Mr. Nishigami said Shin Sekai, unlike wealthier areas north of here, had seen little redevelopment since it was rebuilt after World War II. Much of it seems stuck in the 1950s or 1960s.
But the real reason goes back even further. The neighborhood’s original developers never succeeded in making this place Osaka’s New York and Paris, and never drew the well-heeled crowd they had hoped for, mainly because of the location. The area has long been one of Osaka’s poorest. Today, just south of Shin Sekai lies Airin, Japan’s largest district for day laborers, and Tobita Shinchi, a red-light district where women wait for customers by kneeling in the entryway of old wood-frame houses.
“This was a place for the working man,” said Kojiro Onishi, 57, the owner of a tobacco shop in Shin Sekai’s New York half.
Because of the presence of day laborers, Shin Sekai developed a reputation as a “dangerous, dirty and smelly neighborhood,” Mr. Onishi said at Sennariya, a coffee shop next to his store.
Sennariya’s owner, Toyoko Tsunekawa, 65, was bemused that young tourists, even young “abekku” on dates, were now coming to her coffee shop. Perhaps they were drawn to its wood-paneled walls hung with framed posters of French impressionists or the large coffee grinder that preceded Ms. Tsunekawa’s arrival here as a young bride 50 years ago.
“All our customers used to be drunks,” she said with a laugh. “I was shocked at first because I grew up the daughter of a salaryman.”
If Shin Sekai’s New York half had its rough edges, Paris up north became known for its softer, though very Japanese, side. Until a couple of decades ago, several establishments with geisha lined its streets.
On one of the streets, Ayako Kinugawa, 73, still lives in the two-story bar she operated until the late 1980s. Businessmen or shopowners came to have drinks with geisha in her bar’s private rooms, now used as closets.
“I used to be so busy,” she said. “Every day around 4 p.m., I’d change into my kimono and start greeting the customers, ‘Welcome, welcome!’ ”
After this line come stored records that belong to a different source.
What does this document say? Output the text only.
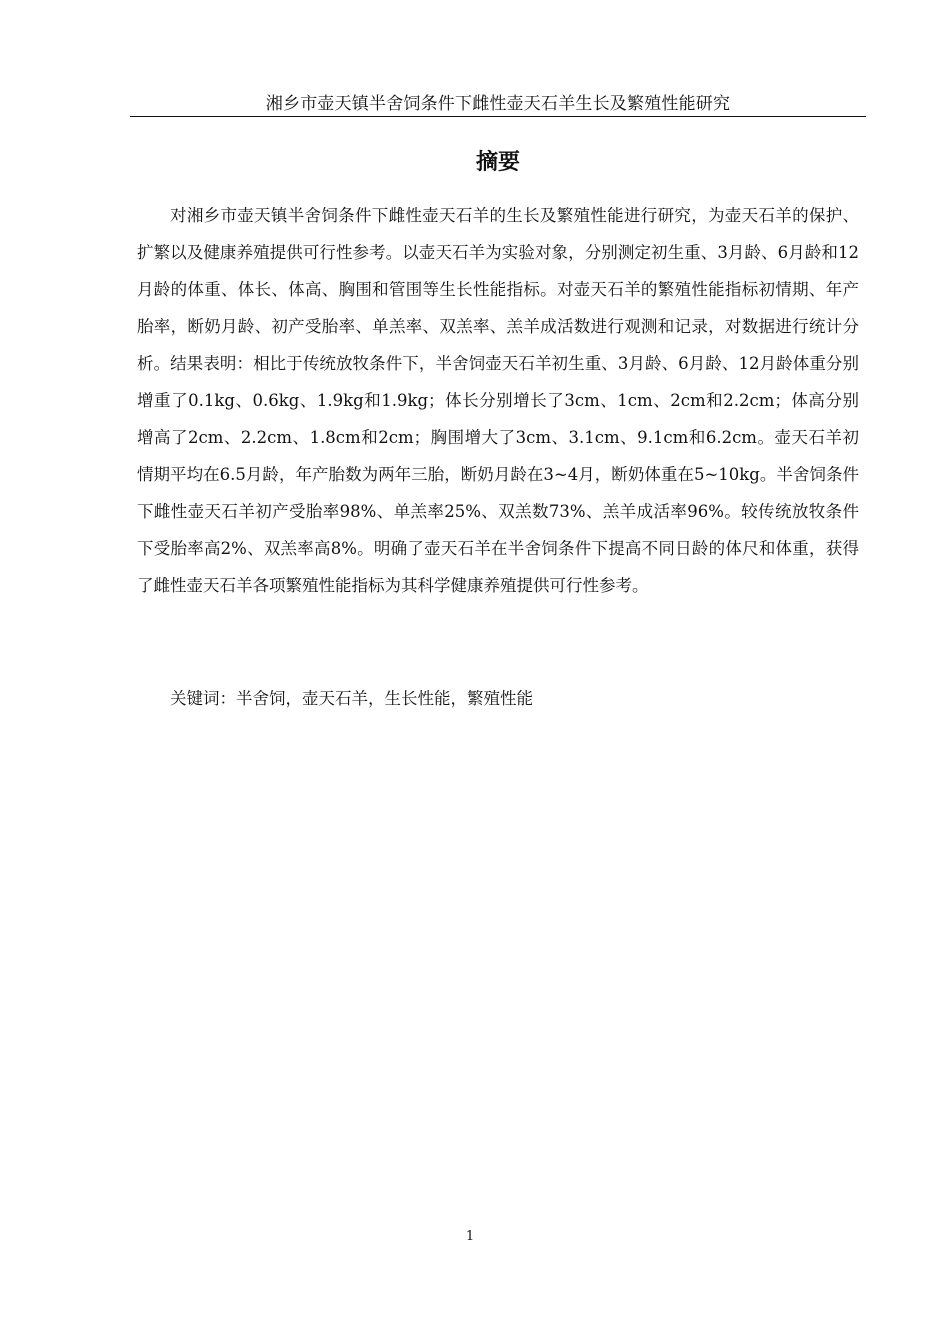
湘乡市壶天镇半舍饲条件下雌性壶天石羊生长及繁殖性能研究
摘要

对湘乡市壶天镇半舍饲条件下雌性壶天石羊的生长及繁殖性能进行研究，为壶天石羊的保护、扩繁以及健康养殖提供可行性参考。以壶天石羊为实验对象，分别测定初生重、3月龄、6月龄和12月龄的体重、体长、体高、胸围和管围等生长性能指标。对壶天石羊的繁殖性能指标初情期、年产胎率，断奶月龄、初产受胎率、单羔率、双羔率、羔羊成活数进行观测和记录，对数据进行统计分析。结果表明：相比于传统放牧条件下，半舍饲壶天石羊初生重、3月龄、6月龄、12月龄体重分别增重了0.1kg、0.6kg、1.9kg和1.9kg；体长分别增长了3cm、1cm、2cm和2.2cm；体高分别增高了2cm、2.2cm、1.8cm和2cm；胸围增大了3cm、3.1cm、9.1cm和6.2cm。壶天石羊初情期平均在6.5月龄，年产胎数为两年三胎，断奶月龄在3~4月，断奶体重在5~10kg。半舍饲条件下雌性壶天石羊初产受胎率98%、单羔率25%、双羔数73%、羔羊成活率96%。较传统放牧条件下受胎率高2%、双羔率高8%。明确了壶天石羊在半舍饲条件下提高不同日龄的体尺和体重，获得了雌性壶天石羊各项繁殖性能指标为其科学健康养殖提供可行性参考。

关键词：半舍饲，壶天石羊，生长性能，繁殖性能

1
Today, Shin Sekai’s tourist boom has mostly benefited its southern New York half, with its high concentration of deep-fried skewer restaurants. Most tourists pass by Paris on their way to New York.
“We call it the North-South civil war,” said Tadayoshi Kondo, 71, the chairman of an area street association.
Some shopowners in the Paris quarter said they were content with keeping their old customers. As the geisha establishments began closing, a collection of tiny gay bars took their place.
“There’s a sense of freedom here,” said Asako Hamasaki, 78, who was chatting with the retired owner of a gay bar outside her beauty salon, Safuran, one afternoon. Geisha once came to her to have their hair done, though her business was now quiet.
She, too, had been able to lead the kind of life she wanted in Shin Sekai. “When I was young, I absolutely wanted to marry a tall and handsome man,” she said.
Her first husband, though short, was the handsome leader of a traveling theater group. He eventually disbanded the group and ran off with another woman, Ms. Hamasaki said. Her second husband died of cancer in May.
“I was born in Shin Sekai, I grew up in Shin Sekai and I plan to die in Shin Sekai,” she said. “There are a lot of people just like me.”